Mostly, though, what’s addictive is the gameplay flow of setting up new missions while other missions are running, which constantly leaves you with a new goal, a new end to look forward to. It makes things feel fast-paced, even if you’ve been at the game for hours.

Still I think that would be less compelling if it weren’t for the world, which is bright and colorful; full of picturesque space environments and humorous stereotypical alien races that poke fun at their sci-fi originals. I could wish that the game had something more of a sense of exploration, rather than resource management and tactics, but there’s no disputing that it’s a fun world to be in.

What I’m Watching: The Grand Budapest Hotel

I got the DVD of this from the library weeks ago, and then just never watched it for the longest time. I’d seen it before, and watching The French Dispatch had reminded me of it. Grand Budapest Hotel was the first Anderson film I watched, when I was just barely aware that Wes Anderson was a thing. Maybe that’s the reason why it seems like the most Anderson film of all with his fondness for symetrical shots fitting the genre perfectly. It is, I think, a better movie than the French Dispatch, with a more unified narrative that contains a more balanced mix of drama and whimsy. Ralph Fiennes may not be one of Anderson’s usual entourage, but he absolutely makes the central figure of Mssr Gustav come alive–no easy task when part of the character is that his persona is partly artificial.

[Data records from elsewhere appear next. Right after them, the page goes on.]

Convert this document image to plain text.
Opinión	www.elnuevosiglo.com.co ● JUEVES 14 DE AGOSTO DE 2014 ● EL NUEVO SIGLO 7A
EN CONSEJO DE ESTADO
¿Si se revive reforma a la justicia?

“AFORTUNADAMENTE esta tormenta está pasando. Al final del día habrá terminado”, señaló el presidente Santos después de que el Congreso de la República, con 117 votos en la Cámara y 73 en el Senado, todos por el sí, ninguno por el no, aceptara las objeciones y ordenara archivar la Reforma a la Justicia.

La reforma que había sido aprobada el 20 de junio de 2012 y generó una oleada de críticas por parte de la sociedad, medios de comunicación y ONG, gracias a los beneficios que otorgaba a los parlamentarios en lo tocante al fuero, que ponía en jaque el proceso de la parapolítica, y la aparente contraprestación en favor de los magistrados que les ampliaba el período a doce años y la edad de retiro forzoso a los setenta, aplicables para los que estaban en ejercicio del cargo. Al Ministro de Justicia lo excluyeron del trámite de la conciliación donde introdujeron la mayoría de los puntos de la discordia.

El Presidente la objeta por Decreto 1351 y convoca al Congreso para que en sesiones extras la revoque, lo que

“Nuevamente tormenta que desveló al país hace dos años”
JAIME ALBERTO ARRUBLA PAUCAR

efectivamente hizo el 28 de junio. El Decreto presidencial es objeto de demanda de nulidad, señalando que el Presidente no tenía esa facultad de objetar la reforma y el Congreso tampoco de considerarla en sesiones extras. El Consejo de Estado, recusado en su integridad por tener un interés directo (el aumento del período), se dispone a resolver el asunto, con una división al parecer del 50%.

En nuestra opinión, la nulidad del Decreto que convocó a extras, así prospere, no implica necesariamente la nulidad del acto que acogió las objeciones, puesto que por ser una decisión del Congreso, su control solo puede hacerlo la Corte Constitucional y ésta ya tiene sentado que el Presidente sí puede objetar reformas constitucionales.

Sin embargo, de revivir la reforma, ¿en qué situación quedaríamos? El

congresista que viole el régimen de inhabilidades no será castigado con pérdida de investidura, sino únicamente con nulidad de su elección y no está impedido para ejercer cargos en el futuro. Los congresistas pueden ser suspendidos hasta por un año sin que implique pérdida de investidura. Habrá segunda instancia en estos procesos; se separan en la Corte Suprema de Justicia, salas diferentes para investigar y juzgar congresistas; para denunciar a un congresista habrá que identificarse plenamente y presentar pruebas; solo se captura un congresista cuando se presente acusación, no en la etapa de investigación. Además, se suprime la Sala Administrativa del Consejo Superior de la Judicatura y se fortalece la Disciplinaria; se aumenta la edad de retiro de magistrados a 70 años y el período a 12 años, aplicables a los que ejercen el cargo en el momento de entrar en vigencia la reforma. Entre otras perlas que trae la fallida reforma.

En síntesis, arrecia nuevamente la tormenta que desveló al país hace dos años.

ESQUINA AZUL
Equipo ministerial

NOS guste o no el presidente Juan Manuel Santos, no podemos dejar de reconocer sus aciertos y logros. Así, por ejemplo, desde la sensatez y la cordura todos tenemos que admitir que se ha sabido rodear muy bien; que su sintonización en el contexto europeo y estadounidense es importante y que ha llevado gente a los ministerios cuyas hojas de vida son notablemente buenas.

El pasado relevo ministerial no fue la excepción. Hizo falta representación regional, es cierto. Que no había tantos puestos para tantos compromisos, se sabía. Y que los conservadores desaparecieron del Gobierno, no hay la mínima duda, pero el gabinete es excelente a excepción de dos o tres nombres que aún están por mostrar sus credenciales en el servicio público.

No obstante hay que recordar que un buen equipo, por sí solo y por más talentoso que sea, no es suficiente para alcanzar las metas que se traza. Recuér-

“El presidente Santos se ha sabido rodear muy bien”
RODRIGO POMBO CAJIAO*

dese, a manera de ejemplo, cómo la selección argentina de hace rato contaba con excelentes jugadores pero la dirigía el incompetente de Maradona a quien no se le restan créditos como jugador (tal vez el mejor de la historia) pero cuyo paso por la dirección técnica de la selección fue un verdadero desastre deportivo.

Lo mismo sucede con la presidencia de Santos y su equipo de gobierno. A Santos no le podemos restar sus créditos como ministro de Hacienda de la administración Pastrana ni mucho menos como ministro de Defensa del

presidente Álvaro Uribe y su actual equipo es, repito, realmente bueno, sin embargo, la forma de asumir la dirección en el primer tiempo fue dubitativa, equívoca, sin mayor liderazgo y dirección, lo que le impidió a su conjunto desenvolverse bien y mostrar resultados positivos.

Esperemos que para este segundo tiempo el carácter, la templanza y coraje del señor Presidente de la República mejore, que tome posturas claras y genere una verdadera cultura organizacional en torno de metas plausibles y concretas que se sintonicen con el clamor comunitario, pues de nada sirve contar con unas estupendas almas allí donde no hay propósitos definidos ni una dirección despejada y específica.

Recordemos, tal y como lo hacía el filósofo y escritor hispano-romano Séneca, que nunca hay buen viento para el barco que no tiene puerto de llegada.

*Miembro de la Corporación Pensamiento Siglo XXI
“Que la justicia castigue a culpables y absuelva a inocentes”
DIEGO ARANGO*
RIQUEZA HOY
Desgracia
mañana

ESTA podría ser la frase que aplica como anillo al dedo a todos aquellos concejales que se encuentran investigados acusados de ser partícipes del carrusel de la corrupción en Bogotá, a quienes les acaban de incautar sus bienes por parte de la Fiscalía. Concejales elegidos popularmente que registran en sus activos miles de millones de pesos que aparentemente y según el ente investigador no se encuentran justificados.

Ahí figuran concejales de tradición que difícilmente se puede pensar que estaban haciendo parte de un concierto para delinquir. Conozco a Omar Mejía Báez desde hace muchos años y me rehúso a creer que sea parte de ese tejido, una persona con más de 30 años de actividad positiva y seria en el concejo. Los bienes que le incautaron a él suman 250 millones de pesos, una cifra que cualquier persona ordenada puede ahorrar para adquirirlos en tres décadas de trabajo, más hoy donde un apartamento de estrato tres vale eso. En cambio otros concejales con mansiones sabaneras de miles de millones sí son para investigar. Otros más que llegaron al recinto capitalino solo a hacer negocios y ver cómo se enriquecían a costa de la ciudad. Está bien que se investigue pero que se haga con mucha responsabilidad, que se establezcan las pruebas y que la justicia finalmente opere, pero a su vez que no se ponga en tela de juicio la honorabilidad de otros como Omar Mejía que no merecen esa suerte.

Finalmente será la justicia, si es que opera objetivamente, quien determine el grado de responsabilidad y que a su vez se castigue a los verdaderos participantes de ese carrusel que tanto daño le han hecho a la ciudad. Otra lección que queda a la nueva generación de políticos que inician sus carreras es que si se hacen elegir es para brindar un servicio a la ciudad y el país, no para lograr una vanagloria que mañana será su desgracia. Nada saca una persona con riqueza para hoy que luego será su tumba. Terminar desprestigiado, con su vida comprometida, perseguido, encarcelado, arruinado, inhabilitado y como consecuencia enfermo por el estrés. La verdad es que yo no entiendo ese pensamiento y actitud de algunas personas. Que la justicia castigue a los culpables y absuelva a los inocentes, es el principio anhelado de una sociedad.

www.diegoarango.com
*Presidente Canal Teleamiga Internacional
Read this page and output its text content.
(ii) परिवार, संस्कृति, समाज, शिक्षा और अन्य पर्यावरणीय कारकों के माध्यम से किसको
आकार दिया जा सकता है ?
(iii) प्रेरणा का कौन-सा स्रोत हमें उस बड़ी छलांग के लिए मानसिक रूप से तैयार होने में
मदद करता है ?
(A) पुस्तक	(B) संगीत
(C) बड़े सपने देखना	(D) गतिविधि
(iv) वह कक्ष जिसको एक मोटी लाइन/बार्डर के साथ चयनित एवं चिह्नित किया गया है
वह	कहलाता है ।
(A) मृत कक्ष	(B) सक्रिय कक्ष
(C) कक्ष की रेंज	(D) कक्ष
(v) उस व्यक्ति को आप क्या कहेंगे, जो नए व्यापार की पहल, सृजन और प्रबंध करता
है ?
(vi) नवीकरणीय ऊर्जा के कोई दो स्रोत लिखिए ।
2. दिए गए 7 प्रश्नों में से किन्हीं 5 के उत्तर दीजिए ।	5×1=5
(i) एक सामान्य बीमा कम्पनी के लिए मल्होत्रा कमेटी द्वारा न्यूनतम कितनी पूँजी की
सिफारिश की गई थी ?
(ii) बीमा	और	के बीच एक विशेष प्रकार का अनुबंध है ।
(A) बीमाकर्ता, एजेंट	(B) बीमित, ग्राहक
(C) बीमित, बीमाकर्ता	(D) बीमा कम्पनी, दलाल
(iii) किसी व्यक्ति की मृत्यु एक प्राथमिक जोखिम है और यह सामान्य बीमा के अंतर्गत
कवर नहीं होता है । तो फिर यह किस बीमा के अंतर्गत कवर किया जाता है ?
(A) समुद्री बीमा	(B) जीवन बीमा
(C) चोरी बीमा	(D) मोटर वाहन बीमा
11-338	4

What I find particularly fascinating about the film, actually, is something that’s barely in it, and that is the romance of Zero and Agatha. It’s sweet, adorable, compelling, and extremely minimalist. When Zero says “It was at this time that I met Agatha,” we see shots of Agatha, but absolutely nothing of him meeting her. The next we see them, he’s asking her to marry him. Zero says quite explicitly that he prefers not to talk about Agatha, because he can’t control his tears when he does. And this is despite that, as he says at the end of the film, the entire reason he held on to the hotel had nothing to do with Mssr Gustav, but Agatha.

It’s just compelling that a romance that is barely shown somehow feels sweeter and more real than many romances where every step is seen, from magical first meeting to slow interest, etc. I want to speculate why, but it’s too late on a Saturday night and I just want to submit this blog, so I’ll just admit I genuinely don’t know. Maybe it’s that imagination can fill in the gaps. Maybe the way that the story leaves such an intentional Agatha-shaped hole makes it more clear than ever how deeply the storyteller feels about her–a meaning built into the story structure. Certainly part of it has to do with the actor and actress involved. But it’s very compelling and it makes the romance feel truly intimate, a close relationship which even the audience may not enter in on.

It’s a fun movie. Crass, hokey, and ridiculous, but fun. I enjoyed it.